Addressing Geological Challenges With SPAN Data
This basin analysis provides an unprecedented framework of PreStack Depth Migration (PSDM) and PreStack Time Migration (PSTM) data for studying regional geology and tying 3D and 2D datasets. Therefore, they can advance solutions to geological problems hindering the exploitation of established plays and the development of new plays, which should trigger new ideas to drive future exploration and discoveries. Additionally, with uniform acquisition and processing, the data provides a valuable calibration dataset both for the application of future technologies and for AVO, phase rotation, and amplitude balancing of existing datasets.
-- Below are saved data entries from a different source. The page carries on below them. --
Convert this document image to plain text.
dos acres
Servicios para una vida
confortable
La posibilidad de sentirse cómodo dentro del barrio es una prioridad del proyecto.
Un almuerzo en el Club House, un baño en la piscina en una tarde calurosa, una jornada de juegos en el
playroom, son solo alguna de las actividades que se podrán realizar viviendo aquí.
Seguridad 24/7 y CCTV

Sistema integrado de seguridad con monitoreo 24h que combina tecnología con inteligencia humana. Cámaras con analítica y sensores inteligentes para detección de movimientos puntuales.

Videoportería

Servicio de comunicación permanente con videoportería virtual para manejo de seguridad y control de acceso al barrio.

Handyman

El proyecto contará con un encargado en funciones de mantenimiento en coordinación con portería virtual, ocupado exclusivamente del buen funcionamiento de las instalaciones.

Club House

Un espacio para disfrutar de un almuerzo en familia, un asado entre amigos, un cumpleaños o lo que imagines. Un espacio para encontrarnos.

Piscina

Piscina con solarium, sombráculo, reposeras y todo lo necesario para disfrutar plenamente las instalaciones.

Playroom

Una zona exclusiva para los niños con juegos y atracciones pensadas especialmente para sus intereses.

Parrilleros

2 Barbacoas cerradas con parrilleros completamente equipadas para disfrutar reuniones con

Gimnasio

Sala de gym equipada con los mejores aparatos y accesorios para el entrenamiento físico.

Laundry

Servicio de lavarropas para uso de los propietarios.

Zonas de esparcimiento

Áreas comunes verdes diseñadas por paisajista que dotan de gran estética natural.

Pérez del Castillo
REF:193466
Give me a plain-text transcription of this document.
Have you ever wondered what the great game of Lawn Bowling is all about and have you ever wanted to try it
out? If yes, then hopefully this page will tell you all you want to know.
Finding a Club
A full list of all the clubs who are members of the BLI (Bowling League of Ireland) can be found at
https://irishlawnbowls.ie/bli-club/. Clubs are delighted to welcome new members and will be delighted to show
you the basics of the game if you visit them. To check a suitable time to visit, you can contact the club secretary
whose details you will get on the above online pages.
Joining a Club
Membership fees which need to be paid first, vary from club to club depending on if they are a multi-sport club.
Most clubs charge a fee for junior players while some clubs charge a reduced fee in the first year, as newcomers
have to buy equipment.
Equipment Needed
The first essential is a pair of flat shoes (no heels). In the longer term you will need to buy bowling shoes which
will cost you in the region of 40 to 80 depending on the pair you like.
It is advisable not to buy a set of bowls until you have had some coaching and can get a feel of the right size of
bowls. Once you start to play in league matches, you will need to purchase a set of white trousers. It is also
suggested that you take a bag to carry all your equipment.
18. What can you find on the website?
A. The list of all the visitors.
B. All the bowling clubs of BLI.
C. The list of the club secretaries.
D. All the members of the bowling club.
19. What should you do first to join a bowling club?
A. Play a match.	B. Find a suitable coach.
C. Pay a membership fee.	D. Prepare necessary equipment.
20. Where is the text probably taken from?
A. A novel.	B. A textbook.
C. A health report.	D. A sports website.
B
Using reverse time migration and superior processing technologies, the seismic data from the GulfSPAN project gathers data from nearshore and onshore areas, providing an understanding of the basin’s structure and stratigraphy and potentially offering greater value to explorations aiming for a comprehensive basin wide view.
SPAN is meant to fulfill the industry’s need for new regional datasets that overcome the limitations of legacy seismic, provide a basis for future exploration, and enable CCS and geologic storage. Hence, the programs are designed to provide deep imaging of source rocks, crustal structures, and older sediments and structuring. The lines are placed to optimize imaging, cross-play fairways, and prospects, and tie key wells, fields, and discoveries.
The Potential Applications of GulfSPAN Data in the Deepwater Gulf of Mexico
The purpose of GulfSPAN was to improve our understanding of regional geology and the deeper, unexplored areas of the Gulf Coast with onshore and offshore seismic data acquisition. Each survey line was meticulously positioned to allow ties to critical developments, traverse key depositions and structural provinces, and image deep structure stratigraphy.
This regional onshore addition crosses five U.S. states with a consistent, depth-imaged dataset to tie onshore fields to offshore regions, map critical shelf edges, and show the onshore basins’ structural setting. Deep imaging reveals criteria that can improve crustal structure models and reveal the nature of the barrier between continental and oceanic crust as a crustal boundary detachment feature.
By defining salt and models of strata beneath the salt and above the crust, the GulfSPAN data provides geologic guidance on velocity model building and direction on integrating 2D and 3D datasets for enhanced understanding.
Our repurposed basin analysis - and continental-scale, regional seismic highlights a range of prospective storage plays with the potential for injecting in synclines with thicker, less complicated sands displaying new running room, even in a densely drilled region like the northern Gulf of Mexico Shelf. Additionally, with the uplift from RTM methodologies, geoscientists now have a much better view of historically poorly imaged areas for hydrocarbon and energy exploration and the extraction of Gulf of Mexico Shelf oil and gas.